Dass die Politik das Problem, wenn überhaupt, dann nur sehr zögerlich angeht, hat vermutlich zwei Gründe: Zum einen hatte sie den Standortgemeinden hoch und heilig versprochen, dass diese den Atommüll nach 40 Jahren wieder los sind – und tut sich nun entsprechend schwer, zuzugeben, dass dies völlig illusorisch ist und dass auf die AnwohnerInnen bei längerer Lagerdauer zusätzliche Risiken zukommen.
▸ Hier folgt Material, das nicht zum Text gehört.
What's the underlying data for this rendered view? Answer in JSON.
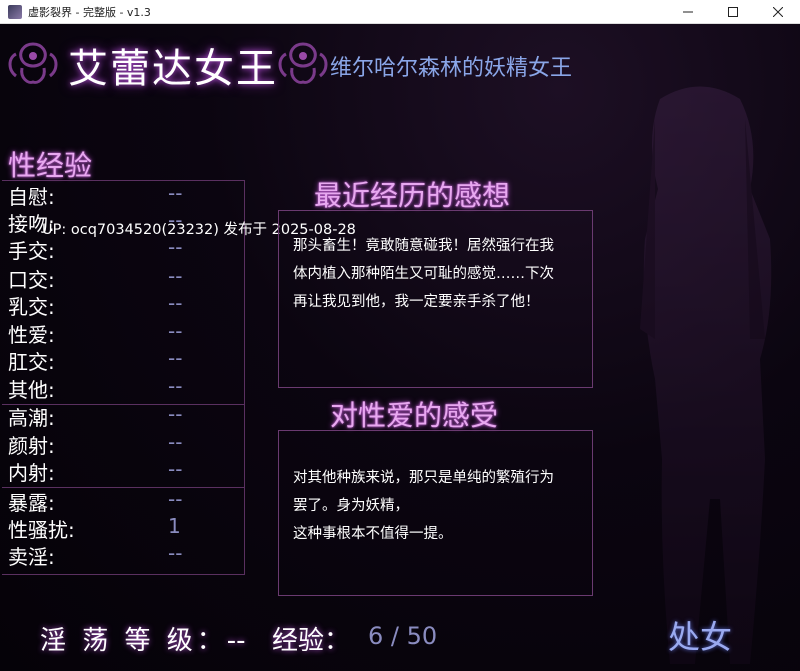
{
  "window": {
    "title": "虚影裂界 - 完整版 - v1.3",
    "minimize_icon": "minimize-icon",
    "maximize_icon": "maximize-icon",
    "close_icon": "close-icon"
  },
  "header": {
    "title": "艾蕾达女王",
    "subtitle": "维尔哈尔森林的妖精女王",
    "ornament_icon": "purple-flame-ornament-icon"
  },
  "colors": {
    "accent": "#b04fd0",
    "heading": "#e8a8f0",
    "value": "#8a8cc0",
    "subtitle": "#8aa6e8",
    "border": "#5a3060"
  },
  "stats": {
    "heading": "性经验",
    "rows": [
      {
        "label": "自慰:",
        "value": "--"
      },
      {
        "label": "接吻:",
        "value": "--"
      },
      {
        "label": "手交:",
        "value": "--"
      },
      {
        "label": "口交:",
        "value": "--"
      },
      {
        "label": "乳交:",
        "value": "--"
      },
      {
        "label": "性爱:",
        "value": "--"
      },
      {
        "label": "肛交:",
        "value": "--"
      },
      {
        "label": "其他:",
        "value": "--"
      },
      {
        "label": "高潮:",
        "value": "--"
      },
      {
        "label": "颜射:",
        "value": "--"
      },
      {
        "label": "内射:",
        "value": "--"
      },
      {
        "label": "暴露:",
        "value": "--"
      },
      {
        "label": "性骚扰:",
        "value": "1"
      },
      {
        "label": "卖淫:",
        "value": "--"
      }
    ]
  },
  "overlay_note": "UP: ocq7034520(23232) 发布于 2025-08-28",
  "recent": {
    "heading": "最近经历的感想",
    "lines": [
      "那头畜生！竟敢随意碰我！居然强行在我",
      "体内植入那种陌生又可耻的感觉……下次",
      "再让我见到他，我一定要亲手杀了他！"
    ]
  },
  "feeling": {
    "heading": "对性爱的感受",
    "lines": [
      "对其他种族来说，那只是单纯的繁殖行为",
      "罢了。身为妖精，",
      "这种事根本不值得一提。"
    ]
  },
  "footer": {
    "lewd_level_label": "淫 荡 等 级：",
    "lewd_level_value": "--",
    "exp_label": "经验：",
    "exp_value": "6 / 50",
    "status": "处女"
  }
}
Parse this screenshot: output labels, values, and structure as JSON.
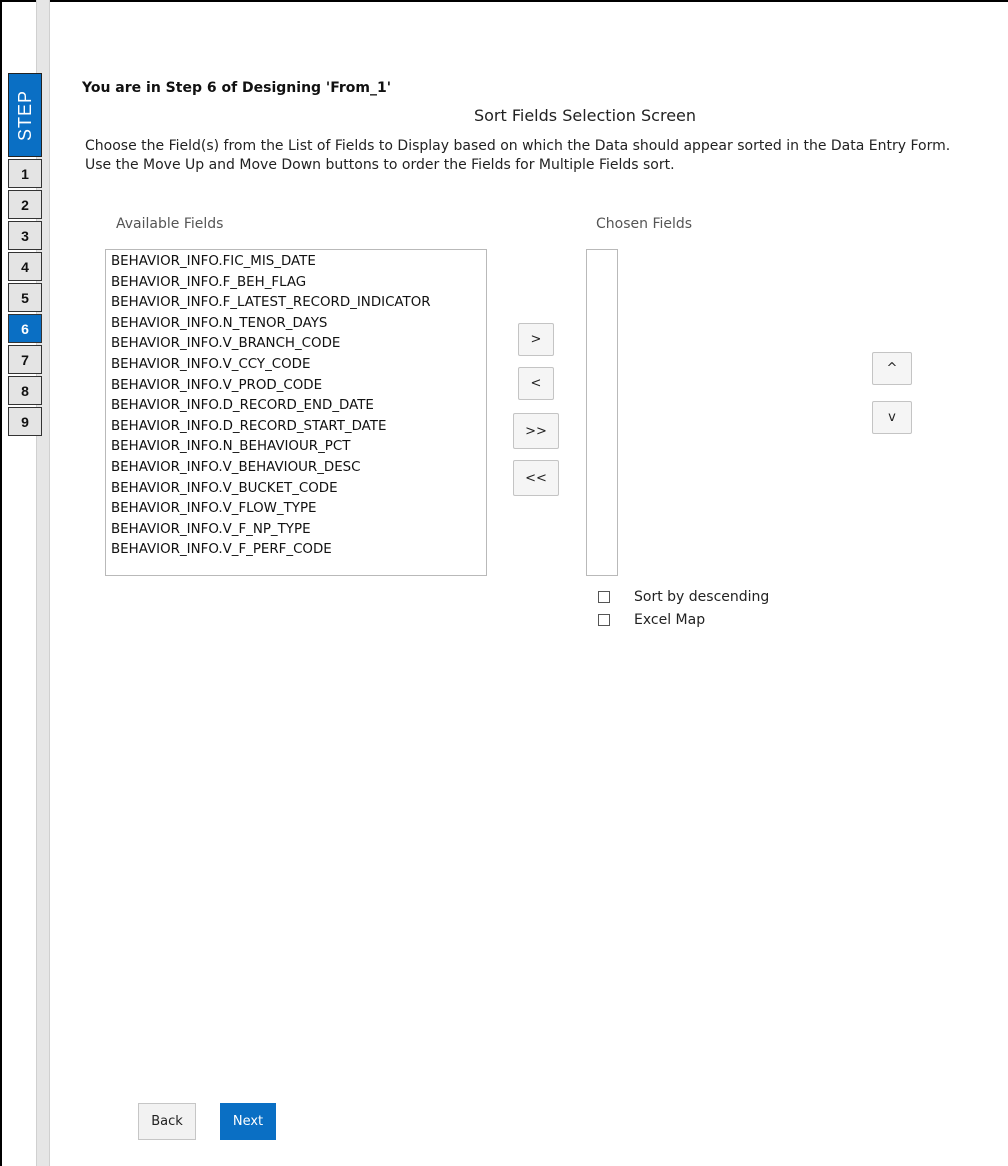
{
  "stepper": {
    "title": "STEP",
    "steps": [
      "1",
      "2",
      "3",
      "4",
      "5",
      "6",
      "7",
      "8",
      "9"
    ],
    "active_step": "6"
  },
  "header": {
    "heading": "You are in Step 6 of Designing 'From_1'",
    "screen_title": "Sort Fields Selection Screen",
    "instruction_1": "Choose the Field(s) from the List of Fields to Display based on which the Data should appear sorted in the Data Entry Form.",
    "instruction_2": "Use the Move Up and Move Down buttons to order the Fields for Multiple Fields sort."
  },
  "available": {
    "label": "Available Fields",
    "items": [
      "BEHAVIOR_INFO.FIC_MIS_DATE",
      "BEHAVIOR_INFO.F_BEH_FLAG",
      "BEHAVIOR_INFO.F_LATEST_RECORD_INDICATOR",
      "BEHAVIOR_INFO.N_TENOR_DAYS",
      "BEHAVIOR_INFO.V_BRANCH_CODE",
      "BEHAVIOR_INFO.V_CCY_CODE",
      "BEHAVIOR_INFO.V_PROD_CODE",
      "BEHAVIOR_INFO.D_RECORD_END_DATE",
      "BEHAVIOR_INFO.D_RECORD_START_DATE",
      "BEHAVIOR_INFO.N_BEHAVIOUR_PCT",
      "BEHAVIOR_INFO.V_BEHAVIOUR_DESC",
      "BEHAVIOR_INFO.V_BUCKET_CODE",
      "BEHAVIOR_INFO.V_FLOW_TYPE",
      "BEHAVIOR_INFO.V_F_NP_TYPE",
      "BEHAVIOR_INFO.V_F_PERF_CODE"
    ]
  },
  "chosen": {
    "label": "Chosen Fields",
    "items": []
  },
  "transfer": {
    "move_right": ">",
    "move_left": "<",
    "move_all_right": ">>",
    "move_all_left": "<<"
  },
  "order": {
    "up": "^",
    "down": "v"
  },
  "options": {
    "sort_desc_label": "Sort by descending",
    "sort_desc_checked": false,
    "excel_map_label": "Excel Map",
    "excel_map_checked": false
  },
  "footer": {
    "back_label": "Back",
    "next_label": "Next"
  }
}
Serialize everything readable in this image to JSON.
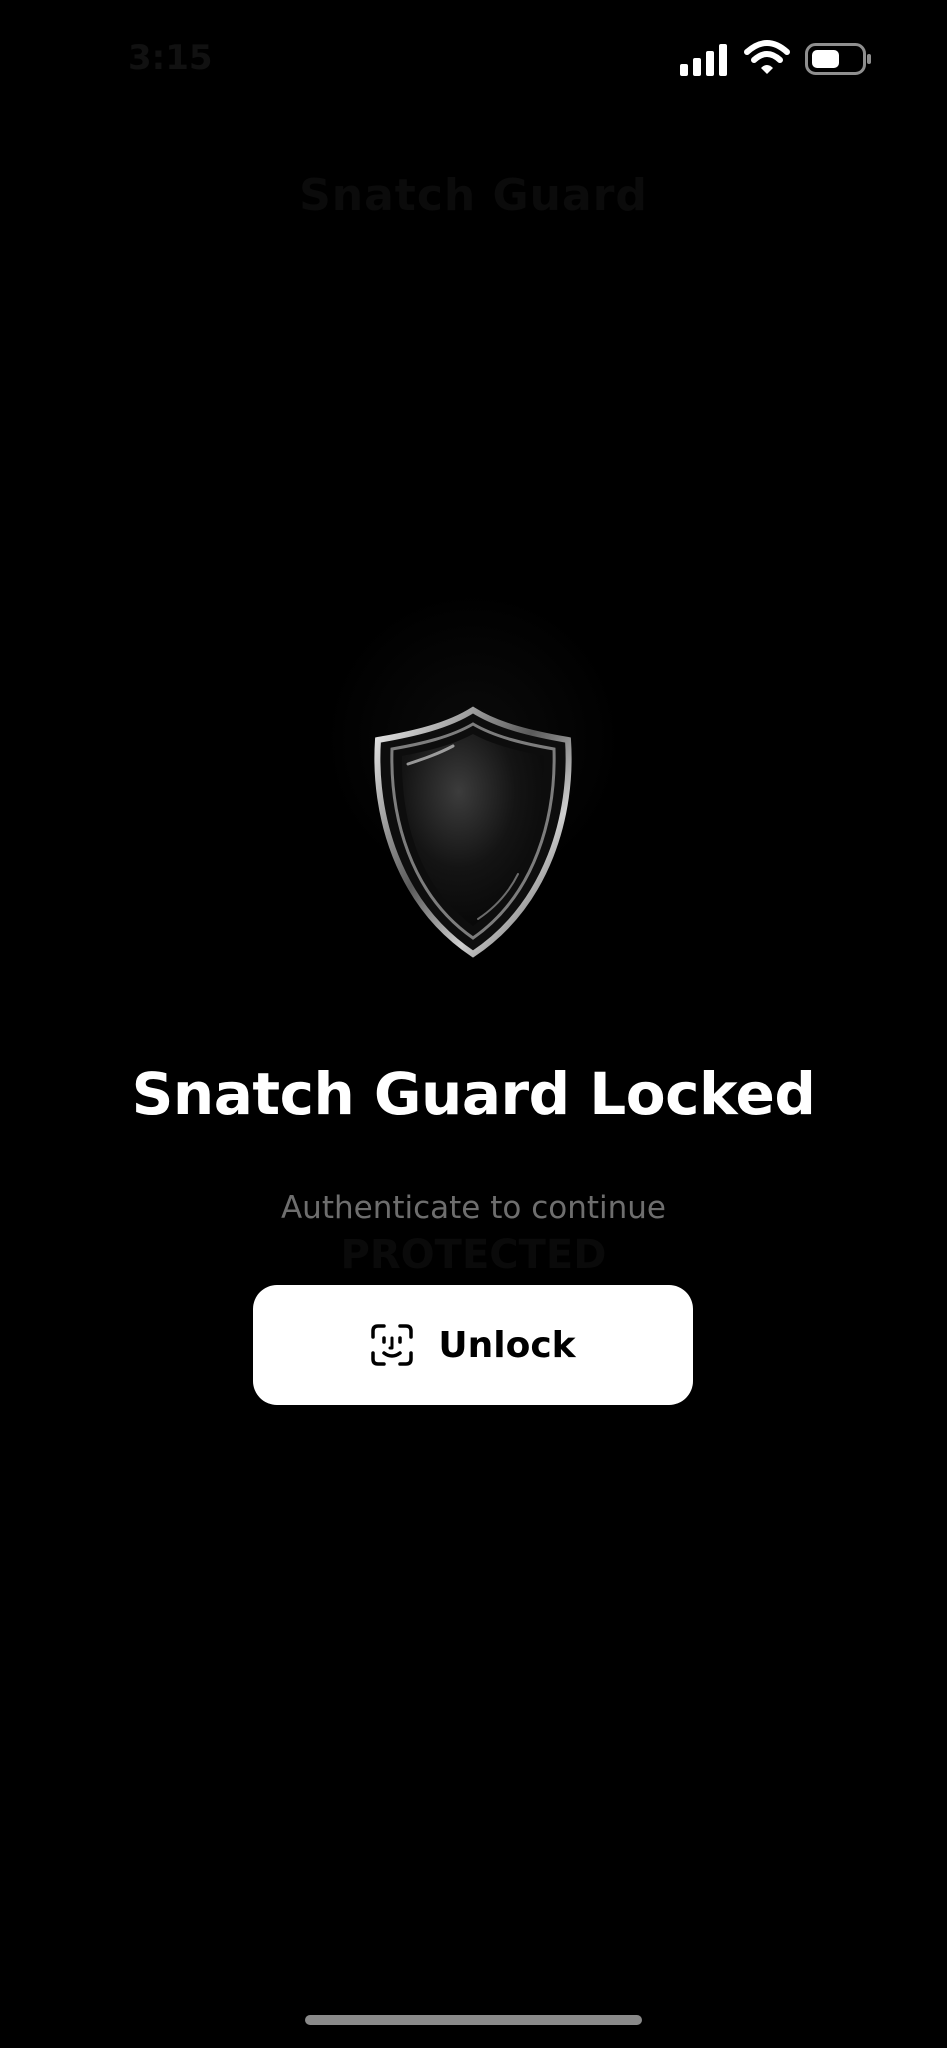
{
  "status_bar": {
    "time": "3:15",
    "signal_icon": "cellular-signal-icon",
    "wifi_icon": "wifi-icon",
    "battery_icon": "battery-icon"
  },
  "background": {
    "ghost_title": "Snatch Guard",
    "ghost_subtitle": "PROTECTED"
  },
  "lock_screen": {
    "icon": "shield-icon",
    "title": "Snatch Guard Locked",
    "subtitle": "Authenticate to continue",
    "unlock_button": {
      "icon": "face-id-icon",
      "label": "Unlock"
    }
  },
  "colors": {
    "background": "#000000",
    "title": "#ffffff",
    "subtitle": "#6e6e6e",
    "button_bg": "#ffffff",
    "button_text": "#000000"
  }
}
Zum anderen befürchten manche PolitikerInnen, die sich für eine zügige Standortsuche für ein tiefengeologisches Atommüll-Lager einsetzen, dass daraus nichts wird, wenn man sich jetzt um die Zwischenlager kümmert. Jeden besorgten Hinweis auf Probleme dort verstehen sie als Störfeuer für ihr Auswahlverfahren. Manche scheinen sogar die Strategie zu verfolgen, die prekäre Situation in den Castor-Lagern mit Absicht aufrechtzuerhalten, um so den Druck zur schnellen Einrichtung eines Tiefenlagers zu verstärken.

    Wie viele neue
    Zwischenlager?

Trotzdem werden nach und nach erste Ideen diskutiert, wie es mit den Castor-Behältern weitergehen soll. Das Bundesumweltministerium etwa hat bei der Vorlage des "Nationalen Entsorgungsprogramms" (NaPro) den Vorschlag gemacht, am noch zu findenden Standort eines Endlos-Lagers ein sogenanntes "Eingangslager" zu errichten, also eine große Halle, in die dann die Castoren aus allen bisherigen Zwischenlagern gebracht werden sollen, und zwar unabhängig von der Genehmigung und dem Bau des Tiefenlagers. Politisch würde das bedeuten, den gleichen Fehler wie in Gorleben ein zweites Mal zu machen: Jeder Castor-Transport in das Eingangslager zementiert den Standort für das Tiefenlager, selbst wenn dieser sich später als ungeeignet herausstellt. Entsprechend werden diese Transporte auch auf großen Widerstand stoßen.

Davon abgesehen dreht sich die langsam anlaufende Zwischenlager-Debatte vor allem um deren künftige Anzahl:

Ein einziges
entweder am Bergwerks- oder an einem davon unabhängigen Standort in der Republik

drei
jeweils eine zentrale Lagerhalle in Nord-, Süd- und Ostdeutschland

sieben
in jedem Bundesland, in dem schon jetzt Castoren lagern, jeweils ein Neubau oder ertüchtigter Altbau, also in Bayern, Ba-Wü, Hessen, NRW, Niedersachsen, Schleswig-Holstein und Meck-Pomm; das soll Kosten sparen und Transportwege reduzieren

fünfzehn
die bisherigen Hallen (außer Jülich und Obrigheim) einfach weiternutzen; die Atomwirtschaft behauptet frech, Castoren und Gebäude würden auch länger halten, obwohl es dafür keine Beweise gibt

siebzehn
an jedem bereits existierenden Zwischenlager-Standort, und zwar, wenn es nach der anti-Atom-Bewegung geht, als robuster Neubau; das würde unnötige Castor-Transporte und die damit einhergehende Strahlenbelastung und Unfallgefahr vermeiden

Die Befürworter einer reduzierten Zahl an Zwischenlagern argumentieren mit den Kosten: Je weniger Neubauten, desto billiger – zumal, wenn die neuen Lagerhallen jeweils noch mit einer teuren heißen Zelle ausgestattet sein müssen, um defekte Behälter reparieren oder umladen zu können. Weniger Zwischenlager hieße aber, Hunderte von Castoren umzulagern – und Castor-Transporte sind auch nicht billig.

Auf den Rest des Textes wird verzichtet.